S.T. v. Department of Children & Family Services
87 So. 3d 827
| Fla. Dist. Ct. App. | 2012Background
- Intact family of four; mother is primary breadwinner; father has past alcohol and substance issues but has been largely absent from the criminal system recently.
- Department filed a non-shelter petition alleging prospective abuse/neglect by father and prospective neglect by mother due to denial of the problem.
- Petition claimed father’s chronic alcohol use would continue, placing children at substantial risk of imminent harm; mother allegedly knew of but denied the problem.
- Adjudicatory hearing featured Department witnesses (father, mother, school principal, kindergarten teacher) and mother’s surrogate grandmother witness; no child or mental health expert testified.
- Circuit Court found both parents dependent, discounting their testimony as not credible and concluding mother was in denial about father’s addiction.
- On appeal, court reversed the dependency finding as to the mother, holding the evidence was not competent, substantial, or imminent enough to support dependency.
Issues
| Issue | Plaintiff's Argument | Defendant's Argument | Held |
|---|---|---|---|
| Was there competent substantial evidence to support dependency as to the mother? | Department: mother knew of father’s addiction and failed to protect. | Mother testified to monitoring and not believing father’s level of use; evidence insufficient. | No competent substantial evidence; reversal of dependency as to mother. |
| Did the Department prove imminent risk of harm from the mother’s conduct? | Father’s drinking posed ongoing risk; mother’s denial exacerbated threat. | Evidence did not show imminent risk from mother’s conduct or knowledge. | Imminent risk not proven; dependency reversed for mother. |
| Did the circuit court properly rely on credibility determinations and non-testimonial evidence to sustain dependency? | Credibility issues justified finding dependency. | Credibility findings unsupported by competent evidence; testimony inadequate. | Circuit court erred; lack of competent evidence to support dependency as to mother. |
Key Cases Cited
- L.R. v. Dep’t of Children & Family Servs., 947 So.2d 1240 (Fla. 2d DCA 2007) (imminent harm standard requires competent evidence)
- L.R., 947 So.2d 1245 (Fla. 2d DCA 2007) (competent evidence required for dependency findings)

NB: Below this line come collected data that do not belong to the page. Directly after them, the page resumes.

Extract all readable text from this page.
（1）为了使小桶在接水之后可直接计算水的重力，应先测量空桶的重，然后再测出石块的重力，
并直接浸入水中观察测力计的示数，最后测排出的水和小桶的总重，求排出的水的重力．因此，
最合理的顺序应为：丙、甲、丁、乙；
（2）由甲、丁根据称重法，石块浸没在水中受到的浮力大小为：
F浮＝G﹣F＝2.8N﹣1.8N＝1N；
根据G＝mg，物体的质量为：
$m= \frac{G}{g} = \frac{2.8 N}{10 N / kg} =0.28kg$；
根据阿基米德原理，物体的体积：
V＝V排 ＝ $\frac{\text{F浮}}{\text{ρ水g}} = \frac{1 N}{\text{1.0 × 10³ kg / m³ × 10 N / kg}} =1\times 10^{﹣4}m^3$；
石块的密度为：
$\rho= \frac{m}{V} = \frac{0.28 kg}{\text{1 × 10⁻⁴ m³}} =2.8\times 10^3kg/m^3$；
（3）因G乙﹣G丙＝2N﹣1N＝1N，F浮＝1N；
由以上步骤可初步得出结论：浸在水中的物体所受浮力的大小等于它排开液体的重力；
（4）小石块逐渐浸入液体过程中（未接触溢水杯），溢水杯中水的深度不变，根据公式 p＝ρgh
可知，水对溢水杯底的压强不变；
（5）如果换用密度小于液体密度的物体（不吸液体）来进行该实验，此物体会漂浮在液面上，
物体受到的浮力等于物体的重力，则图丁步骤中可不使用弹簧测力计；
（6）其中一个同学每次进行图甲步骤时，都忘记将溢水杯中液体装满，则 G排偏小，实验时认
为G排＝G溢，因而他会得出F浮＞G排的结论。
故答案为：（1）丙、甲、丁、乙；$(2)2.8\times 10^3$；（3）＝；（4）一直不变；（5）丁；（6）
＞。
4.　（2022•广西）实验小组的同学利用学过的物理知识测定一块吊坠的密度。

- N.D. v. Dep’t of Children & Family Servs., 939 So.2d 1192 (Fla. 2d DCA 2006) (imminent risk standard applied)
- A.M.T. v. State, 883 So.2d 302 (Fla. 1st DCA 2004) (reversal when lack of competent evidence of risk)
- A.T.N. v. Fla. Dep’t of Children & Family Servs., 70 So.3d 634 (Fla. 1st DCA 2011) (department bears burden of proving dependency by preponderance)
- R.F. v. Fla. Dep’t of Children & Family Servs., 770 So.2d 1189 (Fla. 2000) (definition and application of competent, substantial evidence)
- C.M. v. Dep’t of Children & Family Servs., 997 So.2d 513 (Fla. 2d DCA 2008) (standards for sustained dependency findings)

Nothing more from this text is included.